Cinque anni fa, Dzedza ha perso entrambe le mani in un attacco con il machete durante un'incursione dei membri del gruppo CODECO, una delle diverse milizie che hanno destabilizzato la provincia densamente boscosa della Repubblica Democratica del Congo e costretto 1,5 milioni di persone a fuggire dalle loro case dalla fine del 2017.

"Ci mancano le nostre vecchie vite", ha detto nel campo di Kigonze che condivide con quasi 14.000 altre persone, che vivono in file di tende bianche senza caratteristiche, schiacciate in una radura fuori dalla capitale provinciale Bunia.

"Odio la mia vita qui... Ecco perché chiedo al Governo congolese di fare qualcosa per ripristinare la pace, in modo da poter tornare a casa".

Le prospettive non sono buone. Gli attacchi sono aumentati in modo significativo negli ultimi mesi, con 419 civili uccisi tra il 1° dicembre e la metà di febbraio, secondo i dati interni delle Nazioni Unite, anche se un'importante offensiva da parte di un altro gruppo di ribelli ha attirato alcune forze congolesi nella provincia del Nord Kivu, a sud.

Nell'Ituri, "stiamo assistendo a una recrudescenza", ha detto Bintou Keita, capo della missione di pace dell'ONU nota come MONUSCO, che dovrebbe ritirarsi dall'Ituri e dal resto del Congo orientale entro il 2024, secondo un piano di transizione che è in discussione.

Durante una visita ufficiale in Ituri il 1° marzo, la sua prima dopo mesi, Keita e le autorità locali hanno incolpato CODECO e una milizia rivale chiamata Zaire per la spirale di sangue e gli attacchi di rappresaglia.

I gruppi, che operano in aree remote e non hanno portavoce ufficiali, non hanno potuto essere raggiunti per un commento.

INCOMBENTE CARENZA DI SICUREZZA

A gennaio, in due villaggi dell'Ituri sono state scoperte fosse comuni contenenti 49 corpi, tra cui quelli di donne e bambini, uccisioni attribuite dalle Nazioni Unite al CODECO.

L'insicurezza ha reso più difficile consegnare gli aiuti a coloro che sono riusciti a sfuggire a questi attacchi, aggravando la crisi umanitaria, hanno avvertito i gruppi di aiuto internazionali.

A metà gennaio, l'agenzia umanitaria delle Nazioni Unite OCHA ha dichiarato che 12 organizzazioni umanitarie sono state costrette a limitare le loro operazioni in alcune zone dell'Ituri a causa dell'aumento degli attacchi dall'inizio del 2023.

Tuttavia, il forte deterioramento della sicurezza nell'Ituri è stato oscurato dalle recenti turbolenze nel Nord Kivu. Quest'ultima ha causato maggiori ripercussioni politiche e diplomatiche con il Congo, le Nazioni Unite e altre nazioni che accusano il Ruanda di sostenere i ribelli dell'M23. Il Ruanda nega di sostenere l'M23.

Il governatore militare dell'Ituri, il tenente generale Johnny Luboya N'Kashama, ha detto che l'esercito sta cercando di negoziare con i gruppi armati, ma anche di condurre pattugliamenti su larga scala con la MONUSCO e di costruire nuove basi per poter reagire più rapidamente alle segnalazioni di attacchi.

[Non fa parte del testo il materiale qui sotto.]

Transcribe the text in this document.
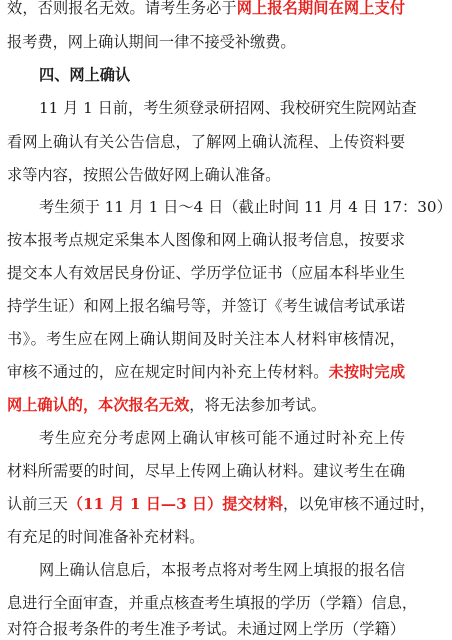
效，否则报名无效。请考生务必于网上报名期间在网上支付
报考费，网上确认期间一律不接受补缴费。
四、网上确认
11 月 1 日前，考生须登录研招网、我校研究生院网站查
看网上确认有关公告信息，了解网上确认流程、上传资料要
求等内容，按照公告做好网上确认准备。
考生须于 11 月 1 日～4 日（截止时间 11 月 4 日 17：30）
按本报考点规定采集本人图像和网上确认报考信息，按要求
提交本人有效居民身份证、学历学位证书（应届本科毕业生
持学生证）和网上报名编号等，并签订《考生诚信考试承诺
书》。考生应在网上确认期间及时关注本人材料审核情况，
审核不通过的，应在规定时间内补充上传材料。未按时完成
网上确认的，本次报名无效，将无法参加考试。
考生应充分考虑网上确认审核可能不通过时补充上传
材料所需要的时间，尽早上传网上确认材料。建议考生在确
认前三天（11 月 1 日—3 日）提交材料，以免审核不通过时，
有充足的时间准备补充材料。
网上确认信息后，本报考点将对考生网上填报的报名信
息进行全面审查，并重点核查考生填报的学历（学籍）信息，
对符合报考条件的考生准予考试。未通过网上学历（学籍）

La partenza della MONUSCO ha sollevato preoccupazioni per un'incombente carenza militare, ma N'Kashama ha detto che l'esercito intende colmare la lacuna.

"Abbiamo reclutato molto personale. E crediamo che entro tre o quattro mesi, che si tratti di polizia o di esercito, avremo abbastanza personale per iniziare a dare il cambio alle truppe dell'ONU", ha detto ai giornalisti dopo i colloqui con Keita della MONUSCO.